W zaburzeniu interakcji CD40/CD40L upatruje się czynnik patogenetyczny rozwoju wielu schorzeń, np. reumatoidalnego zapalenia stawów, cukrzycy, miażdżycy, tocznia trzewnego [20].

Rola płytkowego szlaku CD40/CD40L w patogenezie chorób



W wielu stanach patologicznych, m.in. w miażdżycy, cukrzycy, chorobach nowotworowych, a także w stanach zapalnych obserwuje się wzmożoną aktywację płytek krwi, w którą zaangażowany jest prozapalny i prozakrzepowy szlak CD40/CD40L. Płytkowy szlak CD40/CD40L, warunkujący funkcje zapalne i immunoregulacyjne tych komórek, pozwolił zaliczyć płytki krwi do grona kluczowych mediatorów biorących udział w wielu procesach chorobowych [6].

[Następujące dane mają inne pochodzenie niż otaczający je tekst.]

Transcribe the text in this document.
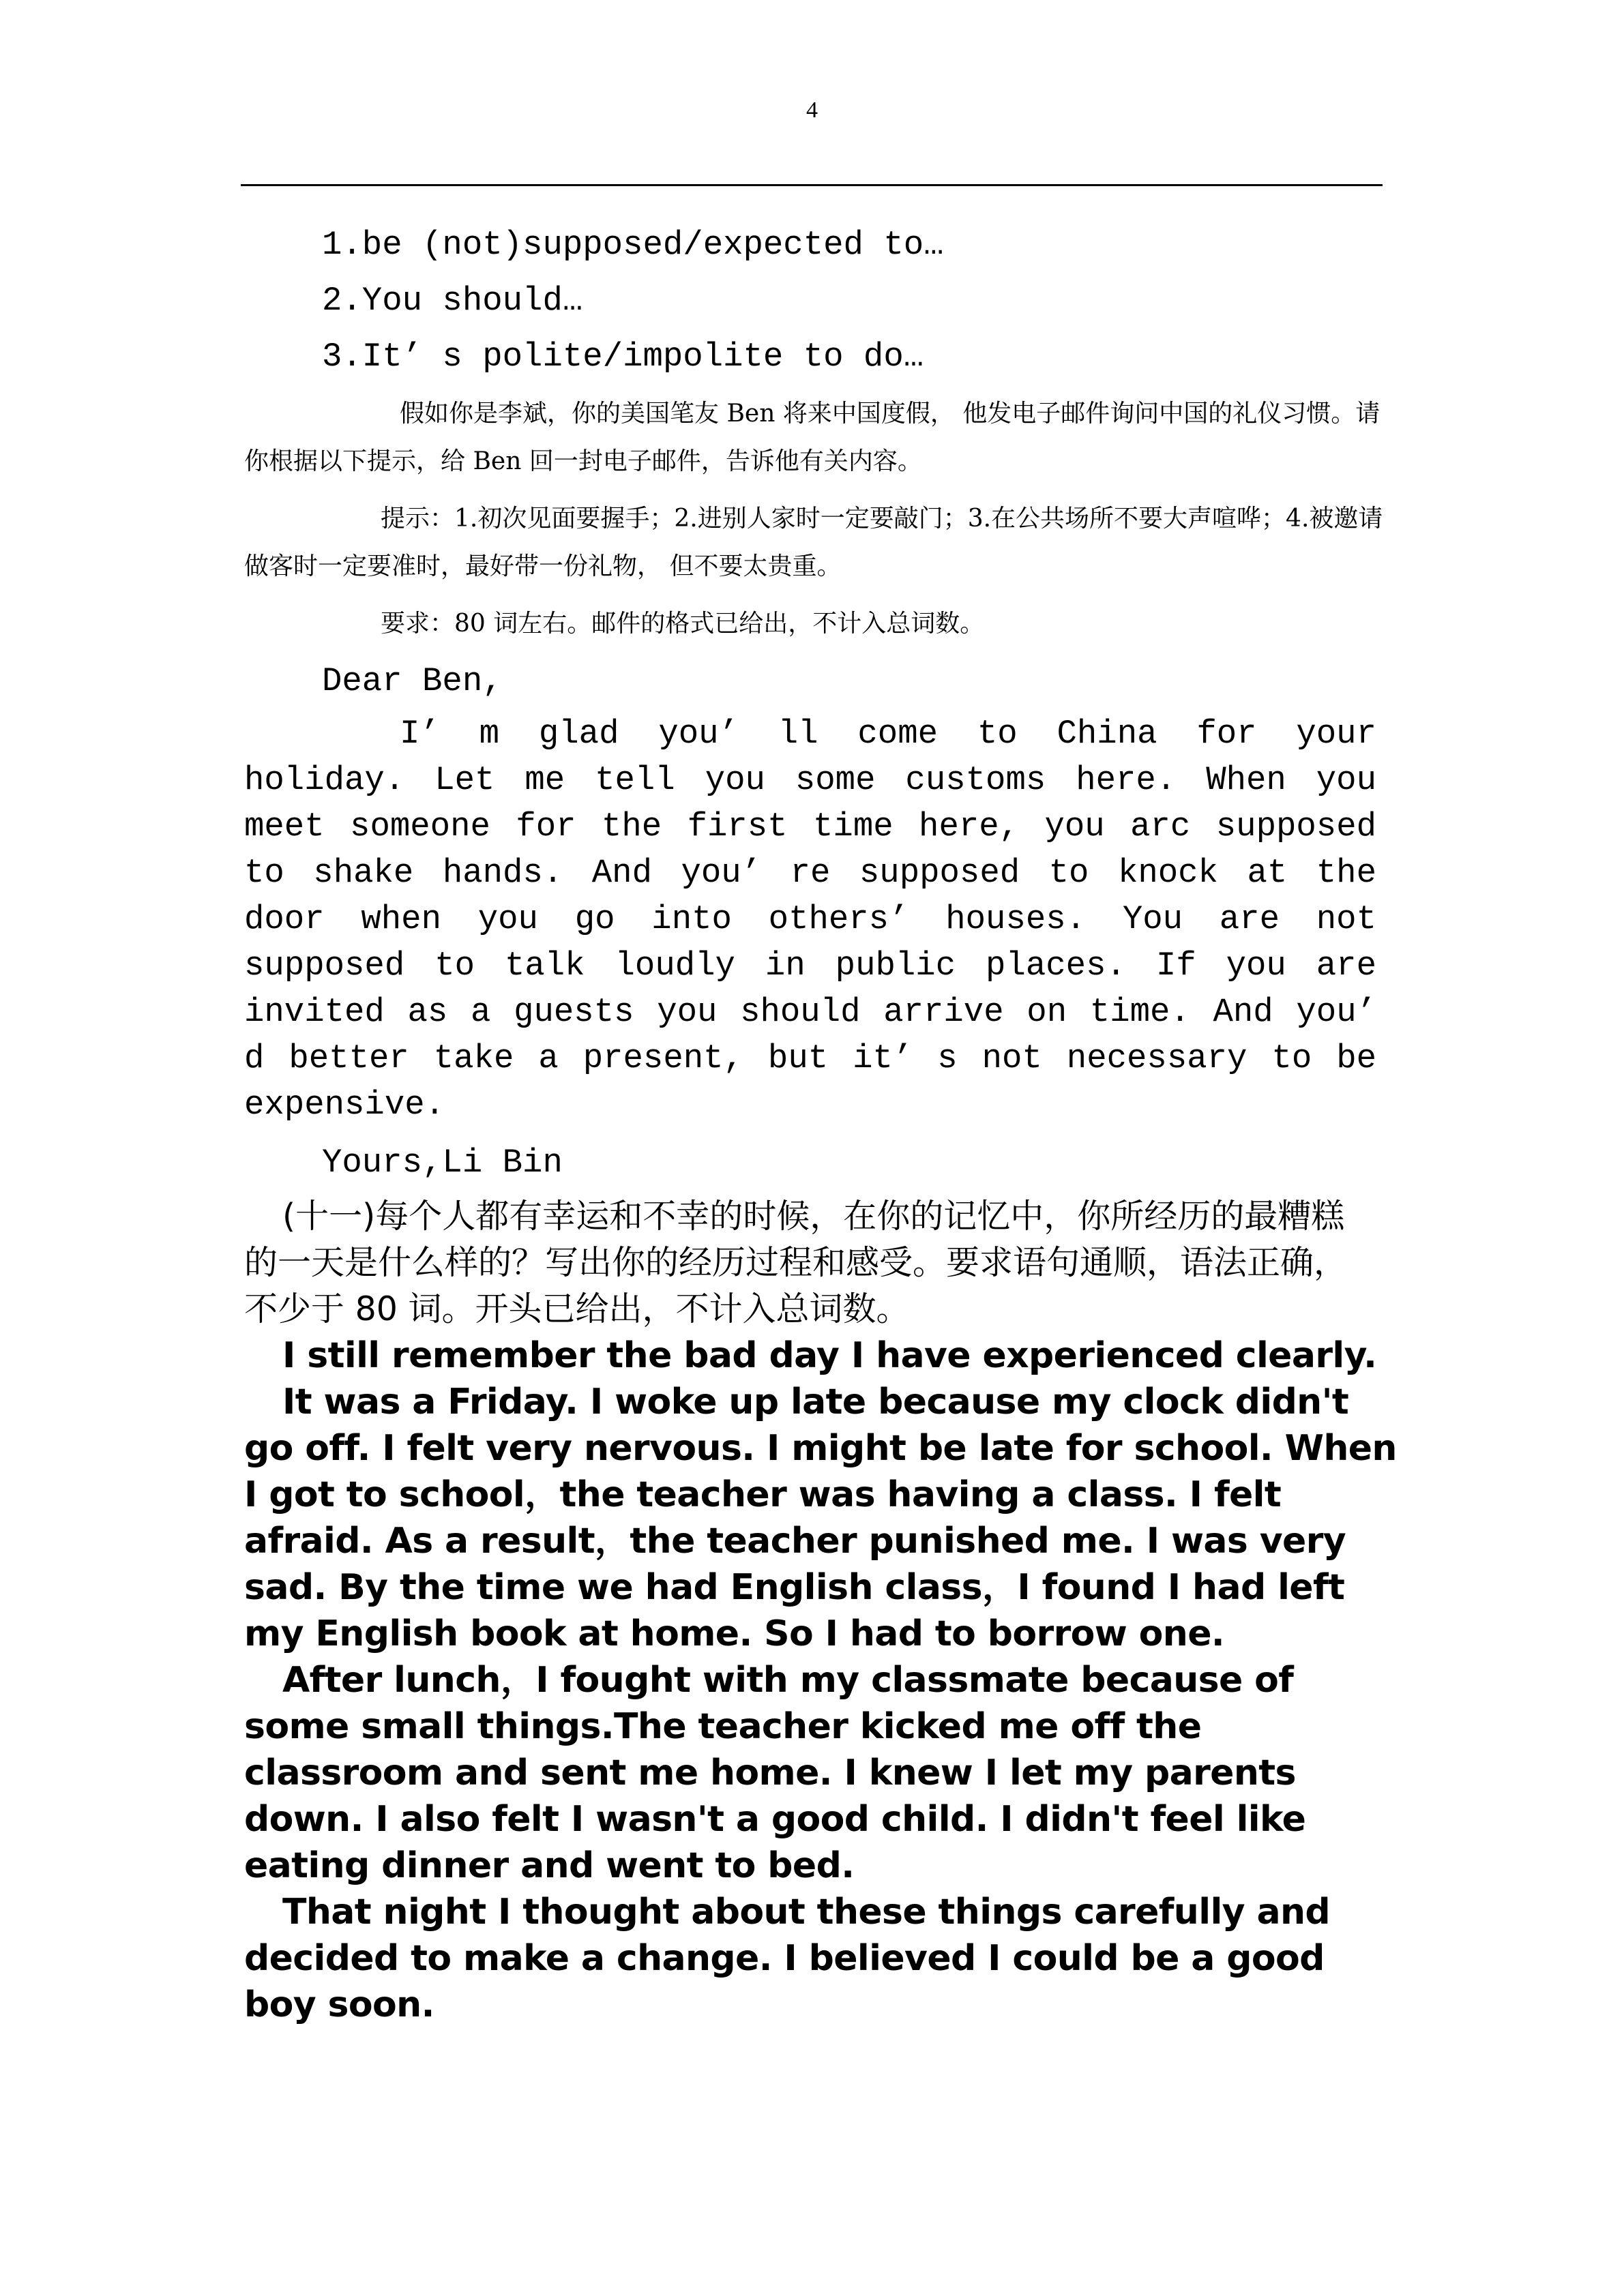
4
1.be (not)supposed/expected to…
2.You should…
3.It’ s polite/impolite to do…
假如你是李斌，你的美国笔友 Ben 将来中国度假， 他发电子邮件询问中国的礼仪习惯。请你根据以下提示，给 Ben 回一封电子邮件，告诉他有关内容。
提示：1.初次见面要握手；2.进别人家时一定要敲门；3.在公共场所不要大声喧哗；4.被邀请做客时一定要准时，最好带一份礼物， 但不要太贵重。
要求：80 词左右。邮件的格式已给出，不计入总词数。
Dear Ben,
I’ m glad you’ ll come to China for your holiday. Let me tell you some customs here. When you meet someone for the first time here, you arc supposed to shake hands. And you’ re supposed to knock at the door when you go into others’ houses. You are not supposed to talk loudly in public places. If you are invited as a guests you should arrive on time. And you’ d better take a present, but it’ s not necessary to be expensive.
Yours,Li Bin
(十一)每个人都有幸运和不幸的时候，在你的记忆中，你所经历的最糟糕的一天是什么样的？写出你的经历过程和感受。要求语句通顺，语法正确，不少于 80 词。开头已给出，不计入总词数。

I still remember the bad day I have experienced clearly.

It was a Friday. I woke up late because my clock didn't go off. I felt very nervous. I might be late for school. When I got to school，the teacher was having a class. I felt afraid. As a result，the teacher punished me. I was very sad. By the time we had English class，I found I had left my English book at home. So I had to borrow one.

After lunch，I fought with my classmate because of some small things.The teacher kicked me off the classroom and sent me home. I knew I let my parents down. I also felt I wasn't a good child. I didn't feel like eating dinner and went to bed.

That night I thought about these things carefully and decided to make a change. I believed I could be a good boy soon.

Jego pobudzenie prowadzi do wytwarzania cytokin, chemokin, białek adhezyjnych, czynników wzrostu, metaloproteaz, wolnych rodników tlenowych i innych mediatorów odczynu zapalnego [18]. Ekspresja cząsteczek CD40L amplifikuje odpowiedź immunologiczną poprzez aktywację komórek eksponujących na powierzchni cząsteczkę CD40, takich jak: monocyty, limfocyty B i T oraz płytki krwi [6]. Wielofunkcyjna cząsteczka CD40L jest uznana za kluczowy płytkowy mediator stanu zapalnego, który uczestniczy w przekazywaniu sygnałów zarówno inicjujących, jak i wzmagających przebieg procesu miażdżycowego [14]. Henn i wsp. [6] dostarczyli dowodów na funkcjonalny udział cząsteczki CD40L w stanach zapalnych naczyń krwionośnych. Pierwszym etapem rozwoju miażdżycy jest dysfunkcja komórek śródbłonka, zachodząca pod wpływem chemokin i cząstek adhezyjnych wytwarzanych podczas pobudzenia szlaku CD40/CD40L. Płytkowy szlak CD40/CD40L uczestniczy w powikłaniach zakrzepowych na różnych etapach procesu miażdżycowego, a w wyniku aktywacji metaloproteaz prowadzi do zmian stabilizacyjnych blaszek miażdżycowych [21]. Działanie prozapalne płytkowej cząsteczki CD40L zostało wykazane także przez Urbicha i wsp., którzy donieśli, że podczas pobudzenia przez ten ligand śródbłonkowych receptorów CD40 dochodzi do wzrostu wolnych rodników tlenowych, co powoduje zahamowanie migracji komórek śródbłonka i utrudnia uruchomienie procesów naprawy zmian miażdżycowych [22]. Badania in vitro przeprowadzone przez May i wsp. symulujące interakcję płytek krwi ze śródbłonkiem w warunkach in vivo wykazały, iż adhezja płytek z udziałem receptora integrynowego αIIbb3 (GPIIb/IIIa) reguluje stężenie antygenu CD40L [6].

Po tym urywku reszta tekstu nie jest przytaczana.